Public Watchdog.org

Why Are Missing OAC Members Now Whining About O’Hare Referendum?

06.30.10

The Agenda for the Park Ridge City Council’s June 21, 2010, meeting contained three different items related to the City’s O’Hare Advisory Commission (“OAC”), including a resolution for the adoption of an advisory referendum question for the November 2, 2010, election about whether the City of Park Ridge shall support the efforts to stop the expansion of O’Hare Airport; and a discussion about hiring legal counsel for that effort.

No member of the OAC addressed the Council on any of those items.  In fact, it appears that no member of the OAC was even in attendance.

So yesterday’s article in the Park Ridge Herald-Advocate (“Airport panel feels shut out of referendum decision,” June 29) causes us to wonder more than a little about the motives, and even the good faith, of certain members of the OAC.

According to that H-A article, OAC Chairwoman Jennifer Perry and members Christine Kutt and Gary Ziols were highly critical of the Council for not consulting with OAC on the referendum question.  Kutt suggested the OAC was formed to create “the illusion that [elected officials] care,” while Ziols said he intends to resign from the OAC in disgust that the Council has not acted on OAC’s proposed mission statement.

So why weren’t any of them at the Council meeting on June 21 to express those sentiments?

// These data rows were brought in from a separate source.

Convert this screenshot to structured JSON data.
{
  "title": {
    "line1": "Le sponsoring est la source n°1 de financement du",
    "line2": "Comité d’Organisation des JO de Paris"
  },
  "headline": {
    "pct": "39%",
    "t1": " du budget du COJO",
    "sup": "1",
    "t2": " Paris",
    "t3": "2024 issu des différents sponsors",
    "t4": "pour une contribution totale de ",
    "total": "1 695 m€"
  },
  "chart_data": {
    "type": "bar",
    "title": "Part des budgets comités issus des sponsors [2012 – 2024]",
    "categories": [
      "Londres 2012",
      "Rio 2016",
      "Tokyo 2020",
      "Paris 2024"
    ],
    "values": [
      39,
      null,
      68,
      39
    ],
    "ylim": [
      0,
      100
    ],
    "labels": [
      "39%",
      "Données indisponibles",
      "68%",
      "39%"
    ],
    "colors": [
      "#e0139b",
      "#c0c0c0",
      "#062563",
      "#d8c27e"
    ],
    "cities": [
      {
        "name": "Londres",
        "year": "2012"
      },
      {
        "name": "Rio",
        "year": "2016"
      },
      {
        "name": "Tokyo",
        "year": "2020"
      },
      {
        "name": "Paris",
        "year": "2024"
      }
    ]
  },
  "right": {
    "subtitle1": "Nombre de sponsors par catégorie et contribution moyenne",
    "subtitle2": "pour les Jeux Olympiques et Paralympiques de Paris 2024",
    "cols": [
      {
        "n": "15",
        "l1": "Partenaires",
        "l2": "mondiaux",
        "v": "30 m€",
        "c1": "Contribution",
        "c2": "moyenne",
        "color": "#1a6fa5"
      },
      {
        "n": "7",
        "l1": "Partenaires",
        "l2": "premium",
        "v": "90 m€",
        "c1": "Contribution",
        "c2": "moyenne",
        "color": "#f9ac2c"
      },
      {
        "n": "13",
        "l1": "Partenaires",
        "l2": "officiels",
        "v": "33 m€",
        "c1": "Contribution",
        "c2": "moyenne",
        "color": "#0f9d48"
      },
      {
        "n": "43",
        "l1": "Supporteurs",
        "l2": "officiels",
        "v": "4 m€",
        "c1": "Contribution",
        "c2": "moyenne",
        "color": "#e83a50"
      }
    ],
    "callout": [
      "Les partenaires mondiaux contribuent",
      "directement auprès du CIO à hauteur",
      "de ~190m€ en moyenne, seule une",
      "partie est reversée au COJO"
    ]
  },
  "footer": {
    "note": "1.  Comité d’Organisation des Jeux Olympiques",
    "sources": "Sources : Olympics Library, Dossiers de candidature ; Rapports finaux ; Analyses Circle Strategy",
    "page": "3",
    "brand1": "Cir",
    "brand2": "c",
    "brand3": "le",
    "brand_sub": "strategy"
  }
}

It can’t be because they didn’t know about it, as these items were on the agenda.  The City Staff’s liaison to the OAC, Steve Cutaia, even authored the memo about the resolution.  And we can’t believe Ald. Don “Air Marshall” Bach – or Ald. Jim Allegretti, who wanted to give OAC $250,000 in this year’s budget – wouldn’t have given them a heads-up.

So why weren’t they there?

Perry’s complaint about the referendum question as passed by the Council focuses, not surprisingly, on the inclusion of the $500,000 figure – even though that was the figure OAC had hoped to get in the City budget this year!  She believes (along with Alds. Allegretti, Bach and Wsol) that such a dollar amount will turn off the voters and prevent them from letting the City Council know their view on the really important issue: whether O’Hare noise solutions are important to residents.

Well, Ms. Perry, while the referendum is still over four months away, we’ll clue you in: O’Hare noise solutions are important to residents…but only if those solutions are realistically achievable, and without bankrupting the City.  And guess what?  Noise solutions have been important to a lot of residents for those many years prior to November 2008, when it first became important to you and many of your fellow Belle Plaine corridor folks. 

But we get the sense that most residents aren’t all that impressed with the likely effectiveness of much of what the OAC has proposed, especially when what we all would like – less noise and pollution – is vigorously opposed not only by the City of Chicago, but also by the State of Illinois and even the federal government (as evidenced by that recent $410 million for O’Hare runway construction).  While Air Marshall Bach says we need to fight O’Hare with “everything we’ve got,” we get the sense most residents feel we’ve already “been there, done that” during the decade-plus reign of O’Hare-obsessed Mayor Ron Wietecha and his rubber-stamp Councils.

Which means that while many of those residents oppose O’Hare expansion, they don’t want to give OAC or the officials sitting around The Horseshoe at City Hall a blank check for another tilt at the O’Hare windmill.  But all you OAC folks (and you, too, Gene Spanos) have the next four months to persuade the voters otherwise. 

But first you might try showing up at City Council meetings where OAC issues are being discussed and voted on.